Who is calling the shots - you, or your thoughts?

One moment I can be elated, feeling hopeful and excited about my future, about life, about love. Then in a moment, a literal moment- a beat of an eyelash, an exhale of breath - my feelings can turn to despair, sadness, or anger. I used to find this destabilising, but these days I choose to be curious. Curious and fascinated that my thoughts can have such an overwhelming influence on my wellbeing, moment to moment.

About a year ago, as I spoke to my coach about my practice and future plans, a random thought came into my head “I wonder what Huw would look like with afro hair?”. It came out of nowhere. Whilst the thought made me laugh, it was intrusive, misplaced. I let it drift by, I gave it no meaning. (Incidentally, my coach is in his early 50s, caucasian and British!).

Some theorists suggest that your thoughts say a lot about who you are. If I took the above example to a psychoanalyst, goodness knows what they’d make of it! Personally, I’m less concerned about where these thoughts come from. However, I am interested in what we do with our thoughts when we become conscious of them.

In the example I gave, it was clear to me that the thought was misplaced, so I disregarded it. I gave it no meaning. I didn’t go down the route of thinking “is there something wrong with me?”, nor did I analyse it to the nth degree. It just drifted by and I wasn’t troubled by it again. I’m sure you’ve had similar thoughts, be them random, inappropriate, illegal(!) or ones that you’d never dare share.
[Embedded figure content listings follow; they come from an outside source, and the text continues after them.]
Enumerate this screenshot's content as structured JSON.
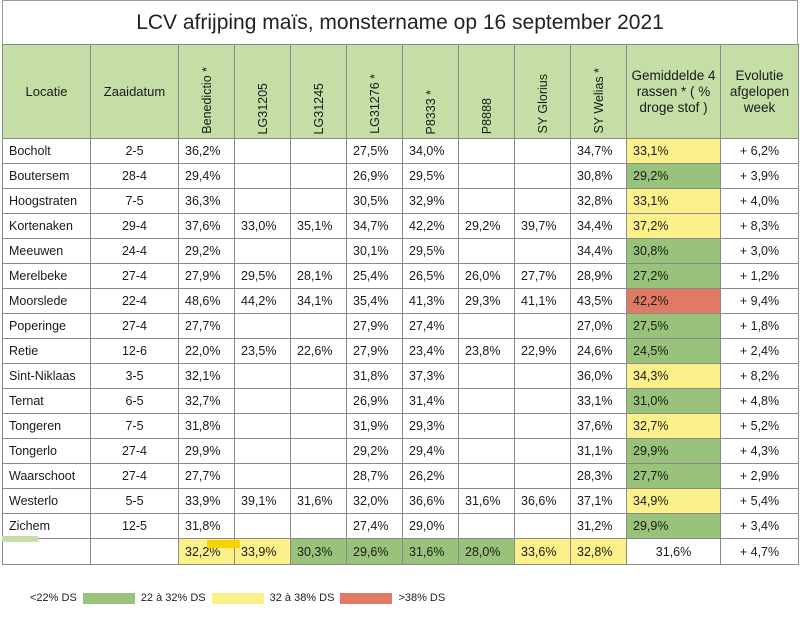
{
  "title": "LCV afrijping maïs, monstername op 16 september 2021",
  "headers": {
    "locatie": "Locatie",
    "zaaidatum": "Zaaidatum",
    "varieties": [
      "Benedictio *",
      "LG31205",
      "LG31245",
      "LG31276 *",
      "P8333 *",
      "P8888",
      "SY Glorius",
      "SY Welias *"
    ],
    "gemiddelde": "Gemiddelde 4 rassen * ( % droge stof )",
    "evolutie": "Evolutie afgelopen week"
  },
  "rows": [
    {
      "loc": "Bocholt",
      "date": "2-5",
      "v": [
        "36,2%",
        "",
        "",
        "27,5%",
        "34,0%",
        "",
        "",
        "34,7%"
      ],
      "avg": "33,1%",
      "cls": "yel",
      "evo": "+ 6,2%"
    },
    {
      "loc": "Boutersem",
      "date": "28-4",
      "v": [
        "29,4%",
        "",
        "",
        "26,9%",
        "29,5%",
        "",
        "",
        "30,8%"
      ],
      "avg": "29,2%",
      "cls": "grn",
      "evo": "+ 3,9%"
    },
    {
      "loc": "Hoogstraten",
      "date": "7-5",
      "v": [
        "36,3%",
        "",
        "",
        "30,5%",
        "32,9%",
        "",
        "",
        "32,8%"
      ],
      "avg": "33,1%",
      "cls": "yel",
      "evo": "+ 4,0%"
    },
    {
      "loc": "Kortenaken",
      "date": "29-4",
      "v": [
        "37,6%",
        "33,0%",
        "35,1%",
        "34,7%",
        "42,2%",
        "29,2%",
        "39,7%",
        "34,4%"
      ],
      "avg": "37,2%",
      "cls": "yel",
      "evo": "+ 8,3%"
    },
    {
      "loc": "Meeuwen",
      "date": "24-4",
      "v": [
        "29,2%",
        "",
        "",
        "30,1%",
        "29,5%",
        "",
        "",
        "34,4%"
      ],
      "avg": "30,8%",
      "cls": "grn",
      "evo": "+ 3,0%"
    },
    {
      "loc": "Merelbeke",
      "date": "27-4",
      "v": [
        "27,9%",
        "29,5%",
        "28,1%",
        "25,4%",
        "26,5%",
        "26,0%",
        "27,7%",
        "28,9%"
      ],
      "avg": "27,2%",
      "cls": "grn",
      "evo": "+ 1,2%"
    },
    {
      "loc": "Moorslede",
      "date": "22-4",
      "v": [
        "48,6%",
        "44,2%",
        "34,1%",
        "35,4%",
        "41,3%",
        "29,3%",
        "41,1%",
        "43,5%"
      ],
      "avg": "42,2%",
      "cls": "red",
      "evo": "+ 9,4%"
    },
    {
      "loc": "Poperinge",
      "date": "27-4",
      "v": [
        "27,7%",
        "",
        "",
        "27,9%",
        "27,4%",
        "",
        "",
        "27,0%"
      ],
      "avg": "27,5%",
      "cls": "grn",
      "evo": "+ 1,8%"
    },
    {
      "loc": "Retie",
      "date": "12-6",
      "v": [
        "22,0%",
        "23,5%",
        "22,6%",
        "27,9%",
        "23,4%",
        "23,8%",
        "22,9%",
        "24,6%"
      ],
      "avg": "24,5%",
      "cls": "grn",
      "evo": "+ 2,4%"
    },
    {
      "loc": "Sint-Niklaas",
      "date": "3-5",
      "v": [
        "32,1%",
        "",
        "",
        "31,8%",
        "37,3%",
        "",
        "",
        "36,0%"
      ],
      "avg": "34,3%",
      "cls": "yel",
      "evo": "+ 8,2%"
    },
    {
      "loc": "Ternat",
      "date": "6-5",
      "v": [
        "32,7%",
        "",
        "",
        "26,9%",
        "31,4%",
        "",
        "",
        "33,1%"
      ],
      "avg": "31,0%",
      "cls": "grn",
      "evo": "+ 4,8%"
    },
    {
      "loc": "Tongeren",
      "date": "7-5",
      "v": [
        "31,8%",
        "",
        "",
        "31,9%",
        "29,3%",
        "",
        "",
        "37,6%"
      ],
      "avg": "32,7%",
      "cls": "yel",
      "evo": "+ 5,2%"
    },
    {
      "loc": "Tongerlo",
      "date": "27-4",
      "v": [
        "29,9%",
        "",
        "",
        "29,2%",
        "29,4%",
        "",
        "",
        "31,1%"
      ],
      "avg": "29,9%",
      "cls": "grn",
      "evo": "+ 4,3%"
    },
    {
      "loc": "Waarschoot",
      "date": "27-4",
      "v": [
        "27,7%",
        "",
        "",
        "28,7%",
        "26,2%",
        "",
        "",
        "28,3%"
      ],
      "avg": "27,7%",
      "cls": "grn",
      "evo": "+ 2,9%"
    },
    {
      "loc": "Westerlo",
      "date": "5-5",
      "v": [
        "33,9%",
        "39,1%",
        "31,6%",
        "32,0%",
        "36,6%",
        "31,6%",
        "36,6%",
        "37,1%"
      ],
      "avg": "34,9%",
      "cls": "yel",
      "evo": "+ 5,4%"
    },
    {
      "loc": "Zichem",
      "date": "12-5",
      "v": [
        "31,8%",
        "",
        "",
        "27,4%",
        "29,0%",
        "",
        "",
        "31,2%"
      ],
      "avg": "29,9%",
      "cls": "grn",
      "evo": "+ 3,4%"
    }
  ],
  "totals": {
    "v": [
      "32,2%",
      "33,9%",
      "30,3%",
      "29,6%",
      "31,6%",
      "28,0%",
      "33,6%",
      "32,8%"
    ],
    "cls": [
      "yel",
      "yel",
      "grn",
      "grn",
      "grn",
      "grn",
      "yel",
      "yel"
    ],
    "avg": "31,6%",
    "evo": "+ 4,7%"
  },
  "legend": [
    {
      "label": "<22% DS",
      "color": "#c4dea6"
    },
    {
      "label": "22 à 32% DS",
      "color": "#99c27a"
    },
    {
      "label": "32 à 38% DS",
      "color": "#fbf08a"
    },
    {
      "label": ">38% DS",
      "color": "#e07a62"
    }
  ]
}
We seem pretty good at spotting these random thoughts and filing them under “PAY NO ATTENTION”. Yet, when we are in a happy place and an intrusive negative thought presents itself, we seem unable to do the same. We go into analysis mode. We look to our environment for meaning - we want to give the thought a cause. What, or who, triggered it? And yet, could it not simply be the case that this negative thought is equally as misplaced as the thought I had about my coaches hair?

I don’t believe that we are ever fully in control of our thoughts. Somewhere in my consciousness there is a thought factory, and I’m definitely not the person running it! But I am gifted with choice. I can choose which thoughts I give meaning to and which I let drift by. It takes ongoing practise to maintain an ‘observer’ position when it comes to your thoughts, but I think it’s a huge step towards a more peaceful mind.

So what do you think? Do your thoughts control your behaviour? Could you get curious and fascinated by your thoughts? Who is calling the shots - you, or your thoughts?